First effects since the USA withdraw from the Intermediate-Range Nuclear Forces Treaty (INF) came quickly. Washington is planning to test a new ground-launched ballistic missile. In March Pentagon notified the media about its intention to test an intermediate range ballistic missile. The time has come.
It is expected to conduct a ballistic missile test by the end of the year. The potential range of the tested missile is roughly 3,000-4,000 kilometers. Now it is clear why the USA exited the INF Treaty. The agreement between the USA and Soviet Union banned ballistic missiles with ranges of 500 to 5,000 kilometers. It is not surprising why the document wasn’t in the best interest with the USA. Currently Washington gave the green light for banned missile tests.
Though American politicians promised that there is no intention to build nuclear-capable missiles that undermine the INF Treaty limits, in contrast, Defense Secretary Mark Esper said that “the Department of Defense will fully pursue the development of these ground-launched conventional missiles as a prudent response to Russia’s actions and as part of the Joint Force’s broader portfolio of conventional strike options.” So, all what was necessary is to find a reason to quit the Treaty and create new intermediate nuclear-capable missiles as American officials dreamed.
However, there are opponents of such situation. For example, Kingston Reif, of the Arms Control Association said that such pursuit is “militarily unnecessary, would force difficult and contentious conversations with and among allies, and likely would prompt Russia and China to take steps that would increase the threat to the United States and its allies.” “A 3,000- to 4,000-kilometer-range ballistic missile would pose a much more direct threat to the Russian and Chinese homelands,” he added.

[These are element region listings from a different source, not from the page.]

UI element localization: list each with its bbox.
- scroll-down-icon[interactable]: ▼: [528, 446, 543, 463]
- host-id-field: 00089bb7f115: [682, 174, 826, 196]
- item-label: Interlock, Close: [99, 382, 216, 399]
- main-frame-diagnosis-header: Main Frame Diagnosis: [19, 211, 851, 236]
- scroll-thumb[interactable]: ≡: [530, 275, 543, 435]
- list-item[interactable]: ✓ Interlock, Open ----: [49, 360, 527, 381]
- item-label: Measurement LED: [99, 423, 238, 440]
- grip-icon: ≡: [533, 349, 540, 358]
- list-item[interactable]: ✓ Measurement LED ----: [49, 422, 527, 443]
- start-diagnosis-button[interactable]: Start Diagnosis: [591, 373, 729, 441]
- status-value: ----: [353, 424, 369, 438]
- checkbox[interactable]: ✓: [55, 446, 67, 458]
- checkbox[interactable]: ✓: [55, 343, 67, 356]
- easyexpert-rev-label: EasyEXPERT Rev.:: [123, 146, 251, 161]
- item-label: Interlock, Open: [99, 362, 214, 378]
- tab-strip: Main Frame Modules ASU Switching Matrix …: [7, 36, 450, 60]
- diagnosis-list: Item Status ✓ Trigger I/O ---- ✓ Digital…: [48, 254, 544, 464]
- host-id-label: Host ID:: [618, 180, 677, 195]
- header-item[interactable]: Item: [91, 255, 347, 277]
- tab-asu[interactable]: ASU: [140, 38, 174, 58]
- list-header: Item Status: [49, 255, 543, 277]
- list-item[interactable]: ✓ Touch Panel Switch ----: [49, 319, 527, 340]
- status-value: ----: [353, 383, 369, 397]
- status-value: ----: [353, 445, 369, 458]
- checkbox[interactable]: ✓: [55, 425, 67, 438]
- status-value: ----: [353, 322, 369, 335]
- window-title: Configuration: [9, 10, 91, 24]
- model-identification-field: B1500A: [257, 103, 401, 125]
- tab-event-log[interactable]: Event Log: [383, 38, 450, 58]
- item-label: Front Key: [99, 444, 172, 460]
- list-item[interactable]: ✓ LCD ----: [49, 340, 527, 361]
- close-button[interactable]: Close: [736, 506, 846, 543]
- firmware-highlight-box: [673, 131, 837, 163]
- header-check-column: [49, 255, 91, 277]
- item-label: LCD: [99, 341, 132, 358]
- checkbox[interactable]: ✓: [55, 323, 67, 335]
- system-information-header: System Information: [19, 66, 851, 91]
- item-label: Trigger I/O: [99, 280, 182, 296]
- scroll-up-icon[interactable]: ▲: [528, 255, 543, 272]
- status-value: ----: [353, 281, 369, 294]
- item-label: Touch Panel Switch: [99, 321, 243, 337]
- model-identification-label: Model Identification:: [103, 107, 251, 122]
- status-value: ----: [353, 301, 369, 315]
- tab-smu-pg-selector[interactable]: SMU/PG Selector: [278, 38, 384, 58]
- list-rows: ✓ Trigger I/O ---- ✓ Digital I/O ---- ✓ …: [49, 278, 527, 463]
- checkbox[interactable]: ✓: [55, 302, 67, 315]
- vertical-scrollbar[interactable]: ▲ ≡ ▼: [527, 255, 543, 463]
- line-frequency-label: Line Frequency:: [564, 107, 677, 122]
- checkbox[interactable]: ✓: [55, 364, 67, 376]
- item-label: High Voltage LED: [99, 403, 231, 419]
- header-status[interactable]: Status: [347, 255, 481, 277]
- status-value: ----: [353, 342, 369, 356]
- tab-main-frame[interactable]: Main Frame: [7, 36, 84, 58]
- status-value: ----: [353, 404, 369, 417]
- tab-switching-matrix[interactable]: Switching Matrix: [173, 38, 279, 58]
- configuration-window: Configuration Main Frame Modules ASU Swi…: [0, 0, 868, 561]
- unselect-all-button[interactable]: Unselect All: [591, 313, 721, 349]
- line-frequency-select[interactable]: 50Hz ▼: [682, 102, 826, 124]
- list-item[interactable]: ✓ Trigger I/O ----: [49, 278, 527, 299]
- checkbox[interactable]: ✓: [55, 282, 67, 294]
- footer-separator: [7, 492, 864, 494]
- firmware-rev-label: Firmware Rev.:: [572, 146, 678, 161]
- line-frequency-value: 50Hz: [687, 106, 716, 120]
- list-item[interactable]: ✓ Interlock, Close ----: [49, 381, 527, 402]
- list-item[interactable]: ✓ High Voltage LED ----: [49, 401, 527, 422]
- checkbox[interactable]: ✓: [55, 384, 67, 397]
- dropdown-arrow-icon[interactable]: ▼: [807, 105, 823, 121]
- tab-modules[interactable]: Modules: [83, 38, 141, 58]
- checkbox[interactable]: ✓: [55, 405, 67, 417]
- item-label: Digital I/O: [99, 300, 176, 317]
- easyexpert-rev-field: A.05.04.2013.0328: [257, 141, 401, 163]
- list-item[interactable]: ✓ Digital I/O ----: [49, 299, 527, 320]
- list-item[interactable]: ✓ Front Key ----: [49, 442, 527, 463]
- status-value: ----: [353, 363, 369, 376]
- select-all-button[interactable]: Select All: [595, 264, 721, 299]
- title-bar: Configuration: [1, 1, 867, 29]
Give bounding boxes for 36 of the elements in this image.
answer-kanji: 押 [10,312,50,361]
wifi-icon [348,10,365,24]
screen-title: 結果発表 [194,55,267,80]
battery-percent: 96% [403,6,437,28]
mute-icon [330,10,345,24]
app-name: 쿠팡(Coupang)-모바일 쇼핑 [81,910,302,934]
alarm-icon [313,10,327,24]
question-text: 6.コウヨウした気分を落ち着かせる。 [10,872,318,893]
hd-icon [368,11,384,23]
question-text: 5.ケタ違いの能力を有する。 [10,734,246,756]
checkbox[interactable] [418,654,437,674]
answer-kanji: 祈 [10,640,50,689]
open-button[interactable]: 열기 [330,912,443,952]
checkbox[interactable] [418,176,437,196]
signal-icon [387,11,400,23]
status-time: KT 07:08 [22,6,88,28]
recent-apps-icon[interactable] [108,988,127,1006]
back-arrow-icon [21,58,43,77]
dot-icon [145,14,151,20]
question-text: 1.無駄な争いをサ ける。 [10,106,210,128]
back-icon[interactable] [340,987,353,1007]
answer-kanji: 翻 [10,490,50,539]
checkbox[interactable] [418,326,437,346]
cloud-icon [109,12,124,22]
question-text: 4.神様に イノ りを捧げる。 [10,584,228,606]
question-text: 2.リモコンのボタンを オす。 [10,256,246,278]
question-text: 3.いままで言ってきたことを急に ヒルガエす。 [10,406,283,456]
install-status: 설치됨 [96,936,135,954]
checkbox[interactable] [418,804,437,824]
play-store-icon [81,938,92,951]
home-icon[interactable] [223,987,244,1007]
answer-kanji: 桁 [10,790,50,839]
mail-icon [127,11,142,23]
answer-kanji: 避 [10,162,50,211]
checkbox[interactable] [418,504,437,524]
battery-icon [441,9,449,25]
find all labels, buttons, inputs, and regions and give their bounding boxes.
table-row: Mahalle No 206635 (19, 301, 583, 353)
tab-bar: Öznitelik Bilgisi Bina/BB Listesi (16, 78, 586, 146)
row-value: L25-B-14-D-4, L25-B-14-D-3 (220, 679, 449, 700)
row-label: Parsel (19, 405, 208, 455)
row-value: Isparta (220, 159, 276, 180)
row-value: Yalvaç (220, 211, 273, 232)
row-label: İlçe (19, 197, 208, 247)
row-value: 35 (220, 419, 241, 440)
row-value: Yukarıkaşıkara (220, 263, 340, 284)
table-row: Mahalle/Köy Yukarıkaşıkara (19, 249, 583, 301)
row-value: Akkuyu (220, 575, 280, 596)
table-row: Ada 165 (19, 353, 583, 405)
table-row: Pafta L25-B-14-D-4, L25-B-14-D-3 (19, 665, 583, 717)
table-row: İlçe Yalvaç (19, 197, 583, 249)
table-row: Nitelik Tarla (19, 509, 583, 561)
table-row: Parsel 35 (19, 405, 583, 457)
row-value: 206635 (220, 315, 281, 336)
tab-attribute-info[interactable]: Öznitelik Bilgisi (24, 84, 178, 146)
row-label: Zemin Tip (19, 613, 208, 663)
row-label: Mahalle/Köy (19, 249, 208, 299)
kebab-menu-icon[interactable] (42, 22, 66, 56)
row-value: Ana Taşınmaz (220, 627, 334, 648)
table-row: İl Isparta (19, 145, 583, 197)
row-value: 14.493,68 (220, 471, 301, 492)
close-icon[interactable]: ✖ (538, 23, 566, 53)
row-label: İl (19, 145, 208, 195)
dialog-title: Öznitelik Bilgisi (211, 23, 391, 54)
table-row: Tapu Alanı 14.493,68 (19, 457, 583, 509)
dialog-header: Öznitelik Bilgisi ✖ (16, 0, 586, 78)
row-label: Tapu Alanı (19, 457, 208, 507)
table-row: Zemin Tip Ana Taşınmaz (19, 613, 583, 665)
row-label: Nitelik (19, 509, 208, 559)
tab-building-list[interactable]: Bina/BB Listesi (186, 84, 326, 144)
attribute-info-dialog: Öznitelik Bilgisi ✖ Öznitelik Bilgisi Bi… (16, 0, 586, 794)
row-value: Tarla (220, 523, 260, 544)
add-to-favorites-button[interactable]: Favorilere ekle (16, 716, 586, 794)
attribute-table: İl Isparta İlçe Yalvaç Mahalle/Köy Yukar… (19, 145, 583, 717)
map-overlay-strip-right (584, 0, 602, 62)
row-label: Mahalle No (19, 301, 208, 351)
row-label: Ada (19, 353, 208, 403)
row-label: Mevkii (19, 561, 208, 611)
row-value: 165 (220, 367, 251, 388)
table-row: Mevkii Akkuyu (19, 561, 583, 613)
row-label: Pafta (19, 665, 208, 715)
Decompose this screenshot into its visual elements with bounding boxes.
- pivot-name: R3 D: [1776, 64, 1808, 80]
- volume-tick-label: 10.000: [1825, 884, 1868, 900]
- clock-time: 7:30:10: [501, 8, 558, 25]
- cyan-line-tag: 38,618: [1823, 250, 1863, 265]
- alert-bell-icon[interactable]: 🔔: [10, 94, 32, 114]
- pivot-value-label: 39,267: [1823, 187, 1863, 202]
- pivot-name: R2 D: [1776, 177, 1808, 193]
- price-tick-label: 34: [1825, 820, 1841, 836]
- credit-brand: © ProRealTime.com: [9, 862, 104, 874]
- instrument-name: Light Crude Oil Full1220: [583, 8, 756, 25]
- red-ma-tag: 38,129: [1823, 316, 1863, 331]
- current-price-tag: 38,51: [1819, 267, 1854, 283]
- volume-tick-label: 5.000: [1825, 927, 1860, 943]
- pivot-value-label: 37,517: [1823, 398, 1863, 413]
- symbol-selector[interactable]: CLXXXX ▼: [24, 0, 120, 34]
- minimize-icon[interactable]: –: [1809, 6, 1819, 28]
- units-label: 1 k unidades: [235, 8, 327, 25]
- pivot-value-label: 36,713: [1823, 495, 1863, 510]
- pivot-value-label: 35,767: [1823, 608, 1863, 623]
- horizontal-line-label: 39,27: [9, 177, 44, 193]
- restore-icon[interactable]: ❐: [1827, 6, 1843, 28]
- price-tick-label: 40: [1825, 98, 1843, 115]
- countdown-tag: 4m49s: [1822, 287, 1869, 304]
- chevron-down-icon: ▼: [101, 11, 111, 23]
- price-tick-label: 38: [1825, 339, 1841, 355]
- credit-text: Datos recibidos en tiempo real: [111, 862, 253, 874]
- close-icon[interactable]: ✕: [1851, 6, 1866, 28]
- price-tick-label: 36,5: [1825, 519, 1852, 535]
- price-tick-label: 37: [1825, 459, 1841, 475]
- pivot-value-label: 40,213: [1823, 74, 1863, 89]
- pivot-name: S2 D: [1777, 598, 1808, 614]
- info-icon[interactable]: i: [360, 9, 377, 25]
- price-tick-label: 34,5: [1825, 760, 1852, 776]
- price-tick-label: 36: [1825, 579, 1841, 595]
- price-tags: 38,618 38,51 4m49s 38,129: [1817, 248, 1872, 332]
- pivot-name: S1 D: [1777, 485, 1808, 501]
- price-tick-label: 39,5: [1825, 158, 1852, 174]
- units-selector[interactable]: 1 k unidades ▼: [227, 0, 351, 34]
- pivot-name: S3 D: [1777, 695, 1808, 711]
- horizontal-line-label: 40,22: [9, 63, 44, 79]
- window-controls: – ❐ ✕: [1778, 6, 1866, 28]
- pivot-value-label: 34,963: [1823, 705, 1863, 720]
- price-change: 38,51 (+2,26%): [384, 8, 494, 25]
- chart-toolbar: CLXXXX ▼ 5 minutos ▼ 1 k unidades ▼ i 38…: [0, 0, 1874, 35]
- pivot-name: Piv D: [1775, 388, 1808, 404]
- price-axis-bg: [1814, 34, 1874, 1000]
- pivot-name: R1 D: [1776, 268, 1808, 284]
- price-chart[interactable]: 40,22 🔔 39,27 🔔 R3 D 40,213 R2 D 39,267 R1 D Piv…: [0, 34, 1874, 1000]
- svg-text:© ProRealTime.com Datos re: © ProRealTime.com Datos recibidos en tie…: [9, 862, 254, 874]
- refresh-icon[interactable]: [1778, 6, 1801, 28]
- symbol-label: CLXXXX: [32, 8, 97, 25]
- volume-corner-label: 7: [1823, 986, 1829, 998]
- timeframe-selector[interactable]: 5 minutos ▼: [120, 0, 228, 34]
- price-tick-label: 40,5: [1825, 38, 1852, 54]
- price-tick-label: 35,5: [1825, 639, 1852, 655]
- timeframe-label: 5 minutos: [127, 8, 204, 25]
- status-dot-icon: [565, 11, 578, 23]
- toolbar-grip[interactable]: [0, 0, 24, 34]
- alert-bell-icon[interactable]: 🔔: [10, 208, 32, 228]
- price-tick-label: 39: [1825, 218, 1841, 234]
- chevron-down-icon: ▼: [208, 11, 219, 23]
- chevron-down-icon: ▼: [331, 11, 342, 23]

Tom Karako, of the Center for Strategic and International Studies considers that the USA needs a mix of weapons: “The future form of future strike will almost surely include a mix of UAVs, cruise missiles, ballistics and hypersonic glide vehicles. An IRBM for ourselves and our friends may well have a place in that mix.”
But it is still unknown how the test will look like. The previous cruise missile test was conducted in August. A variant of the Tomahawk land-attack weapon was launched from Mark 41 Vertical Launch System (the same launcher used in the Aegis Ashore missile defense system). This time another version of the Mark 41 will be involved. The USA promises that Aegis Ashore won’t become offensive. But frankly speaking it’s nothing but talk. Nothing stopped Washington from the Treaty withdrawal, nothing will prevent Pentagon from turning the ballistic missile defense (BMD) elements into offensive.
In reality, Washington cannot fully guarantee that the US ballistic missile defense as well as planned banned missiles won’t be used for attack…According to the author of the Australian “Contra Magazin”,
over the past 70 years Washington invested nothing in defense as nobody attacked the USA. Predominantly, Washington spent money on financing of military campaigns in other countries with the purpose of saving its empire. And that is true.For instance, Korean war, wars and military operations in North Vietnam, Panama, Grenada, Cuba, Iraq, Afghanistan, Syria, Libya. However, none of these states invaded the US territory. “Contra Magazin” even says that it will be correct to call the US Department of Defense as the Imperial Department of war and interventions. The same thing happens with the US global ballistic missile defense and previously banned nuclear missile tests. Words are one thing, deeds are quite another.